Pour la suite, deux lectures utiles : tenir le budget de vos travaux et la checklist avant de démarrer.

Questions fréquentes

Le journal de chantier est-il obligatoire ?
Non, pas pour un particulier qui fait rénover son logement. Il est en revanche une pratique courante et souvent contractuelle sur les chantiers suivis par un maître d'œuvre ou un architecte. Rien ne vous oblige à en tenir un, mais rien ne l'interdit et il n'a que des avantages.
Quelle différence entre journal de chantier et compte rendu de réunion ?

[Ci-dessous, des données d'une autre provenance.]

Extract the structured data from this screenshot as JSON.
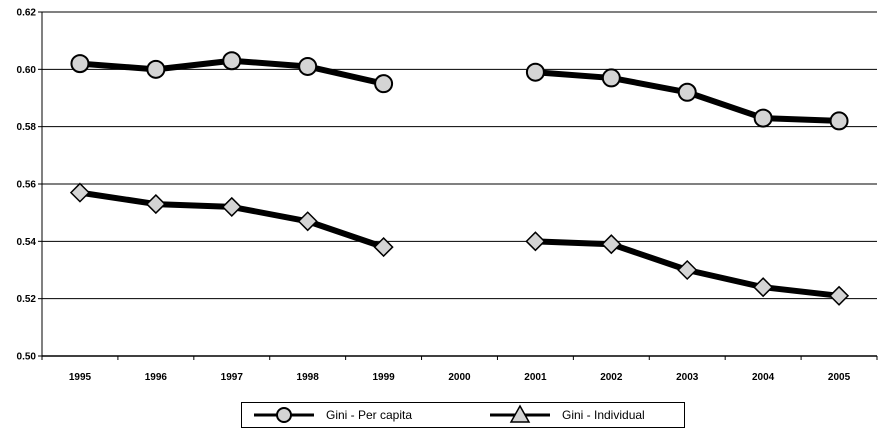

Le compte rendu de réunion consigne ce qui a été décidé lors d'un rendez-vous précis, avec les personnes présentes. Le journal de chantier est continu : il note aussi les journées sans réunion, les livraisons, les intempéries et les absences. Les deux se complètent.
Combien de temps faut-il conserver son journal de chantier ?
Au minimum dix ans après la réception des travaux, qui est la durée de la garantie décennale. Comme c'est aussi la période pendant laquelle un désordre peut apparaître, c'est exactement le moment où vous aurez besoin de retrouver qui a fait quoi.